Kelley Uustal Trial Attorney
April 22, 2020

Complications of CO Lawsuits

Michael Hersh, Managing Partner, Kelley | Uustal

Carbon monoxide – the “silent killer” – kills or injures thousands of people in the United States every year.  Being colorless, odorless and tasteless makes it largely undetectable and particularly dangerous.  Nonetheless, harm from carbon monoxide exposure is preventable.    

People are generally exposed to hazardous levels of CO when in confined spaces such as buildings, cars or boats, and when the source of the CO is defective, or the space is inadequately ventilated or improperly built.  Therefore, if the products we use and the buildings, cars and boats we occupy are properly designed, constructed and maintained, we should be safe from exposure to dangerous levels of carbon monoxide. 

Today, most states have laws that require construction that protects occupants from harmful levels of CO.  In Florida, statute section 558.885 requires most new construction to include carbon monoxide alarms.  Carbon monoxide alarms detect CO and warn if hazardous levels are reached.  There is little reason for people to be injured by exposure to CO if buildings are adequately constructed and ventilated and equipped with CO alarms. 

Sources of CO, such as fuel-burning products, boats and cars, should also be made safely so that consumers are not exposed to dangerous levels of CO.  Product designers and manufacturers, if educated on carbon monoxide and its dangers, can design, make and sell products with appropriate warnings and with safeguards to prevent dangerous emissions of CO or hazardous ventilation. 

These safety rules and standards, when properly implemented, prevent harm and death from CO exposure.   

Why then does CO harm and kill people every year?  Because unfortunately, these rules, standards and safe practices are not always followed. 

People are typically harmed by hazardous levels of CO because someone made a terrible mistake.  For that reason, CO related injuries and death normally give way to lawsuits, and those lawsuits are especially complicated. 
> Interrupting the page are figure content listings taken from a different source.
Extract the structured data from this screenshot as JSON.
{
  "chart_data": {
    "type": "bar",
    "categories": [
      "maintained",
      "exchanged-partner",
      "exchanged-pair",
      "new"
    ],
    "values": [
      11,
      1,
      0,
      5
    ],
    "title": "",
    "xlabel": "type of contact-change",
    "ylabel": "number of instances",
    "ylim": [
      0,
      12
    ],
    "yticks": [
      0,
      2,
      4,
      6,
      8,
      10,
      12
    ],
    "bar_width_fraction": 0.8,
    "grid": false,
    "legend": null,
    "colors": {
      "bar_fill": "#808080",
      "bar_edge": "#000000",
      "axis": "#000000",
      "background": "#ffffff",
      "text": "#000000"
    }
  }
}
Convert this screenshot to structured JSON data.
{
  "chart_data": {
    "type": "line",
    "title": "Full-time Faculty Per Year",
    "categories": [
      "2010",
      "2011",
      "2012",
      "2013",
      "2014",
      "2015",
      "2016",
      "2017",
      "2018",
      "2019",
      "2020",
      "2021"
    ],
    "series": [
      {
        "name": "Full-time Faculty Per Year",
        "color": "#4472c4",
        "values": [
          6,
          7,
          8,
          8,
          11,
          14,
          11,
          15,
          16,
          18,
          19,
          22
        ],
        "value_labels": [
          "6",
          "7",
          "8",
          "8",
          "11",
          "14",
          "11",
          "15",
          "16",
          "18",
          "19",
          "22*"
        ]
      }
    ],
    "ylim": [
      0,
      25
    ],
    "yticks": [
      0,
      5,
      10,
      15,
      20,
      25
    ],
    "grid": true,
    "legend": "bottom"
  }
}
There is no such thing as a formulaic or ordinary CO case.  CO cases arise from consumer product defects, improper design, faulty construction, flawed maintenance and ordinary negligence, among other things.  CO cases also involve a wide array of injuries, from disorientation to lost consciousness to memory deficits to cognitive impairment to hypoxia to death, and numerous health effects in between.  Proper handling of a CO case requires familiarity not only with the distinct type of liability and damages at issue in the case, but also with carbon monoxide and the unique issues presented in lawsuits involving CO.   

The same characteristics that make CO difficult to detect also make it difficult to test, handle and display.  Proving the existence, pathway and level of something we cannot see, taste or smell is tricky, to say the least.  CO cases are also made more complicated by often involving products or buildings that are not visibly damaged, and brain injuries that are not easily shown and described. Harm from CO exposure is avoidable, and when someone is killed or hurt by CO, an investigation is necessary to determine why and how it happened.  That investigation, and any case that follows, should be handled by a lawyer familiar with the complications that arise in CO cases.